A Defesa Civil estadual, representada pelo Coronel Queiroz, fez o que manda o manual e, por uma vez, seguir o manual já vale notícia: interdição total da área, avaliação técnica, pedido de bom senso à população e um lembrete de que erosão não tem pena de ninguém. Num país que insiste em testar a gravidade todos os verões, a recomendação continua sendo a mesma: respeitar a sinalização é menos burocrático do que virar estatística.

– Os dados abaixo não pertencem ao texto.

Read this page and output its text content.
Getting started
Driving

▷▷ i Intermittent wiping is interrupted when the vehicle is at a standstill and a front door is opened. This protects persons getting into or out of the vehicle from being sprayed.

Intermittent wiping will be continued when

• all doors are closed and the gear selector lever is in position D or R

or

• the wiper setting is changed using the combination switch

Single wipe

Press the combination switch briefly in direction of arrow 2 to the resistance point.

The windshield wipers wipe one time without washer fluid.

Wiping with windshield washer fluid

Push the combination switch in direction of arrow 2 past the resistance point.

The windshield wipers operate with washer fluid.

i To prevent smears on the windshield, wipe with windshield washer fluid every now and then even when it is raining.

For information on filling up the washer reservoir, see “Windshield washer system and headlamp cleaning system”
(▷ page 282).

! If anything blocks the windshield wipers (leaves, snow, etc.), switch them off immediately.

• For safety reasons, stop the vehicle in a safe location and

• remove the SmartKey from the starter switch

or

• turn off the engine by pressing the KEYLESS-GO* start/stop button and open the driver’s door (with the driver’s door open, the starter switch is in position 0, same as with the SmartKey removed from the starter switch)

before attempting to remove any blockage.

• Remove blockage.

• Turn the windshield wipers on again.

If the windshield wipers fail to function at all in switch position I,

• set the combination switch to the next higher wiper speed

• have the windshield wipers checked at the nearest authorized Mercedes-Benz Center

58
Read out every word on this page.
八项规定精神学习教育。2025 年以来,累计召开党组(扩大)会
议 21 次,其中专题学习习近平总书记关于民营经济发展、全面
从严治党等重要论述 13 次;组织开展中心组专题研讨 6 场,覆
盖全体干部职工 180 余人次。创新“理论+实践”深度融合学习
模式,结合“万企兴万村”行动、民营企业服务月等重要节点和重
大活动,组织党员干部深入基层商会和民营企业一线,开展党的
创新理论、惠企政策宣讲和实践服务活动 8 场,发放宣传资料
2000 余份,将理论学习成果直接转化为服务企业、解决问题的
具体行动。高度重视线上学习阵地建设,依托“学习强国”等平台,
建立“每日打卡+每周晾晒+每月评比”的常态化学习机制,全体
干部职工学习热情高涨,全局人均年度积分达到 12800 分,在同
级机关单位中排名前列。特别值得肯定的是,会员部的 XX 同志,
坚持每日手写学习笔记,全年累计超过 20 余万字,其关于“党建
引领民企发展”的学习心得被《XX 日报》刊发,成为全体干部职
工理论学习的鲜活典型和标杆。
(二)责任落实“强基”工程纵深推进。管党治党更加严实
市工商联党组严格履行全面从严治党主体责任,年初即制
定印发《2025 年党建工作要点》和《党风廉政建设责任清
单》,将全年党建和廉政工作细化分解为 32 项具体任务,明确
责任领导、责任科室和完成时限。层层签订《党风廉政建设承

Queiroz foi direto: erosão ativa, terreno instável, risco real. Nada de drama, nada de eufemismo. Só o alerta seco que deveria bastar para afastar curiosos e garantir que, pelo menos desta vez, ninguém decida desafiar a física em nome de economia de tempo.
Do lado da Deso, o porta-voz Flávio Vieira reforçou que o rompimento da adutora não foi falha estrutural, e sim consequência das chuvas que castigam a região. Equipes já estão mobilizadas, ainda que o acesso dificultado e o solo encharcado transformem cada metro percorrido em uma coreografia improvisada entre máquinas e lama. A promessa, otimista, mas não irresponsável, é de normalização do abastecimento até o fim da semana.
E, no meio do caos, um movimento raro o suficiente para merecer nota:
o governador Fábio Mitidieri apareceu pessoalmente em Umbaúba para acompanhar a situação. Não fez discurso inflamado, não levou comitiva para posar em terreno abatido, não tentou atribuir a erosão a Marte retrógrado. Apenas foi. Viu. Cobrou. E mobilizou o DER, o Corpo de Bombeiros e a Sedurbs. Além disso, liberou o uso de uma segunda adutora para aliviar provisoriamente o impacto.
Nada além do que se espera de um governador em tempos de emergência, mas, convenhamos, num cenário onde muitos preferem governar por stories, a presença física quase parece virtude. Fábio não reinventou a roda, só a fez girar quando precisava. Em política, às vezes, isso já é mais do que suficiente. Agora, resta esperar que o clima coopere, que os reparos avancem e que a estrada volte ao mapa, dessa vez, sem a mania de desaparecer quando chove.